I came across the following project GLScube on “structured semantic storage” which I found very interesting. GLS is a storage system for Linux which does away with traditional filesystem concepts and introduces tags and hierarchically organized “virtual collections” (of tag based search predicates) for all filesystem data organization. While this is a great idea, one should not be carried away with buzzwords and throw out the established filesystems. It is very easy to see how this can be easily “emulated” using filesystems. It is as simple as using a “tags” folder somewhere in the filesystem and hard linking the “tagged” files into those folders. Virtual collections as system directories might require some kernel magic (like linux FUSE) but essentially it retains a hierarchy of tag based search predicates. This could be implemented in the user space using a simple text file which stores the names of these virtual collections and their tag based predicates in some format.
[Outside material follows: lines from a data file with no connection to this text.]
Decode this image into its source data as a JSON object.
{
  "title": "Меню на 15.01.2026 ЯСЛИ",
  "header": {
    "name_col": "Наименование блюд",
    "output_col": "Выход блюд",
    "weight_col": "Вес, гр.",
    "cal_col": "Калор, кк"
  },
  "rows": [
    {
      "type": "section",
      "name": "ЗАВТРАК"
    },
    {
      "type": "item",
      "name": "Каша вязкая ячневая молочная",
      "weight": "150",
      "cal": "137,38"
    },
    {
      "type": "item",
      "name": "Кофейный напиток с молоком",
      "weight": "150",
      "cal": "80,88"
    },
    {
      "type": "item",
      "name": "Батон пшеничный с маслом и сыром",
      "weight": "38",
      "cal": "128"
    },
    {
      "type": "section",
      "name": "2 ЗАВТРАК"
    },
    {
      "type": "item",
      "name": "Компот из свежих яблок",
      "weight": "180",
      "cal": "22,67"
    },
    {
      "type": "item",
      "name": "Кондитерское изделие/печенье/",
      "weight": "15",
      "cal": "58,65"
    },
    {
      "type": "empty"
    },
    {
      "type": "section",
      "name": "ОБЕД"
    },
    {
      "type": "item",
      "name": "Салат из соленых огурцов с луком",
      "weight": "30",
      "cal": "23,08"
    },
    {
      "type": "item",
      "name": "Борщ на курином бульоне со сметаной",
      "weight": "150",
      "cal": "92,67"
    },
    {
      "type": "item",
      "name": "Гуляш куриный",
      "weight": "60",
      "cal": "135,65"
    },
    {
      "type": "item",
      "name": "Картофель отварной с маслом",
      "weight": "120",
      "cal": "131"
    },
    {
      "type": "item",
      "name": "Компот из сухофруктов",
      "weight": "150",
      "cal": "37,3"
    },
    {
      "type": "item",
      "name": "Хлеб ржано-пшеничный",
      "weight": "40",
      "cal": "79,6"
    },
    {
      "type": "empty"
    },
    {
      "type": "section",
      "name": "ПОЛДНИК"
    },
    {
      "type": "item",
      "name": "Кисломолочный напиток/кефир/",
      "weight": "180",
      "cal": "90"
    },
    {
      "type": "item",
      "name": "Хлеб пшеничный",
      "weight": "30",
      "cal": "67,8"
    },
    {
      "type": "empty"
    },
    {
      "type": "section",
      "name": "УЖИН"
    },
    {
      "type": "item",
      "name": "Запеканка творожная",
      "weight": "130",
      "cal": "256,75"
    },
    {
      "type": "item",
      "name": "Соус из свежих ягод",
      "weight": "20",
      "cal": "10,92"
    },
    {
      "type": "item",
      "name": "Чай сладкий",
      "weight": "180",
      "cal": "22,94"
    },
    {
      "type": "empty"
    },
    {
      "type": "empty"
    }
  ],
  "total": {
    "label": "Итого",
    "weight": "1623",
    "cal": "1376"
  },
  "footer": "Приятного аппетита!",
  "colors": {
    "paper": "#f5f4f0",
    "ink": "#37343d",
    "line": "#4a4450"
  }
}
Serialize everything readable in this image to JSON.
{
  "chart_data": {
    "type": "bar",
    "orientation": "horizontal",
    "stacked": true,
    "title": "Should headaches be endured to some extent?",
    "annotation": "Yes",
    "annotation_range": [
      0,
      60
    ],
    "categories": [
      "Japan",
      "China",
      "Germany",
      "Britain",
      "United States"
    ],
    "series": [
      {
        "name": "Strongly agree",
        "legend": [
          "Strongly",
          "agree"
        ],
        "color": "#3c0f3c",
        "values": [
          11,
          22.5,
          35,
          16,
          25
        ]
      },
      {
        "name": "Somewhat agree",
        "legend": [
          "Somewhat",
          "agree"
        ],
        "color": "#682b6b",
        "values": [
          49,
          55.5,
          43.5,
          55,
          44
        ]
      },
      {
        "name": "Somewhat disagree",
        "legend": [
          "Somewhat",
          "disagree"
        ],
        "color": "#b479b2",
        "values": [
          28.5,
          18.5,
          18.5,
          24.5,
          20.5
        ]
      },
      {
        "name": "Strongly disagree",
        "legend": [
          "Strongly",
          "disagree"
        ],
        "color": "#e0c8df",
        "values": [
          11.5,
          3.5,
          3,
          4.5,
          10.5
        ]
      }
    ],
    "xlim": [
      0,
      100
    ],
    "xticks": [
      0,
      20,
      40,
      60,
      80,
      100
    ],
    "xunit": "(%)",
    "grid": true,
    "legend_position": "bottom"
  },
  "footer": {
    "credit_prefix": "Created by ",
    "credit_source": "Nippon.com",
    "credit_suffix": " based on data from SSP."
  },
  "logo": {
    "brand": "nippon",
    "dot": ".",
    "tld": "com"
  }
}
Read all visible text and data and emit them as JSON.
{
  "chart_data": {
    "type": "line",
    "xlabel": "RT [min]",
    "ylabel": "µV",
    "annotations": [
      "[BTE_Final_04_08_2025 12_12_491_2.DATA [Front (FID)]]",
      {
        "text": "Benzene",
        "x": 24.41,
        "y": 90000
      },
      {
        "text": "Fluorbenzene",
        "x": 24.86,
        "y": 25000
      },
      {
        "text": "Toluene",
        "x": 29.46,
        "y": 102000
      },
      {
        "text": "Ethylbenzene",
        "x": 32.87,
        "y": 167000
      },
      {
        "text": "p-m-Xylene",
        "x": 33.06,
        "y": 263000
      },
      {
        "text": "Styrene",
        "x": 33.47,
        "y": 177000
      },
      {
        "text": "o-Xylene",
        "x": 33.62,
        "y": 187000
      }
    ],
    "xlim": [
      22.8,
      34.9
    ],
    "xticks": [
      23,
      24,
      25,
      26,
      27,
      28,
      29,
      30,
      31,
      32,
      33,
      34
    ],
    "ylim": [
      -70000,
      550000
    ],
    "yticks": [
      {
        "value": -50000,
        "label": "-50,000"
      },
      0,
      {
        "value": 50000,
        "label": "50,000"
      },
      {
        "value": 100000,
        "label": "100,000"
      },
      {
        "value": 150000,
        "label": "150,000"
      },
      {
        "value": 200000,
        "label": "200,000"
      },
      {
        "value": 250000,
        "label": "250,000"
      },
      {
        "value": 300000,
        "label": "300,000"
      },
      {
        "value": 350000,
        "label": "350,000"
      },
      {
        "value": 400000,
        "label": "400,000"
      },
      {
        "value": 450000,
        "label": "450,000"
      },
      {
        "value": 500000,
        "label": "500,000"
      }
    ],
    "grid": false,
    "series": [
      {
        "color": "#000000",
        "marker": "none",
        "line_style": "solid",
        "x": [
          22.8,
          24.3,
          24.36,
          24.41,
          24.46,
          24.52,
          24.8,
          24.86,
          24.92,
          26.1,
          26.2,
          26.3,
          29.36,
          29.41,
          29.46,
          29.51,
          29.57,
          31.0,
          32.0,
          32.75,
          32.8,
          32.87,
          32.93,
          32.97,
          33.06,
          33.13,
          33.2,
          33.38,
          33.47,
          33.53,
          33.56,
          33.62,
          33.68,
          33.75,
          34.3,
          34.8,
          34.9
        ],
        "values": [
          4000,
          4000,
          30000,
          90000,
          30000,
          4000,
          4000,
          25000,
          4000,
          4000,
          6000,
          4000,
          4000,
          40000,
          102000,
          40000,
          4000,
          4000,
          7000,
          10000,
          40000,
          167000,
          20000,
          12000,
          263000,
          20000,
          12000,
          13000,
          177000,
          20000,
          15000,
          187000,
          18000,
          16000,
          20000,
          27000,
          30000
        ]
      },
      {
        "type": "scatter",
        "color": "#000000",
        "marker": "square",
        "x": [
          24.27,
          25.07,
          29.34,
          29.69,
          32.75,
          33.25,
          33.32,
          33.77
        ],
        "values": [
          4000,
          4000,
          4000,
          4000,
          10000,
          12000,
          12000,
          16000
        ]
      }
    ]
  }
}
A tool (commandline or graphical) could be used to show these vitual collections and list the files in the respective tag directories.
It should be noted that keeping the files in the respective tag directories also helps cluster the files under the same tag around the same portion of the disk for faster access. GLS might be able to pull off some more advanced clustering schemes with the overlap of files between tags. However, note that a filesystem with hard links doesn’t lack any information for similar clustering opportunities.
Content based search is a totally different beast. Spotlight (Mac OS X) and Beagle (Linux) use kernel driven filesystem notifications to find recently updated files and “crawl” over them to update a database with metadata for later search and retrieval. There are several engineering issues with maintaining the “crawl” as a strictly background operation and keeping the prefix based search on the database fast (for search-as-you-type applications).
Personally I find the UNIX hierarchical filesystem perfect. Tagging is like restricting a perfectly good idea. Perhaps the idea of keeping the users freedom on determining the filesystem layout ought to ge given a more serious thought.
A content based search engine over the UNIX filesystem should be more than adequate for needs of an average to power computer user.
An interesting dimension to the storage problem is “typing” the document (with say XML Schemas). Besides helping with “crawling” over the content of the document, I would like to mention another interesting thing one might do with it. In fact I had a post on the idea (XVM) some time ago.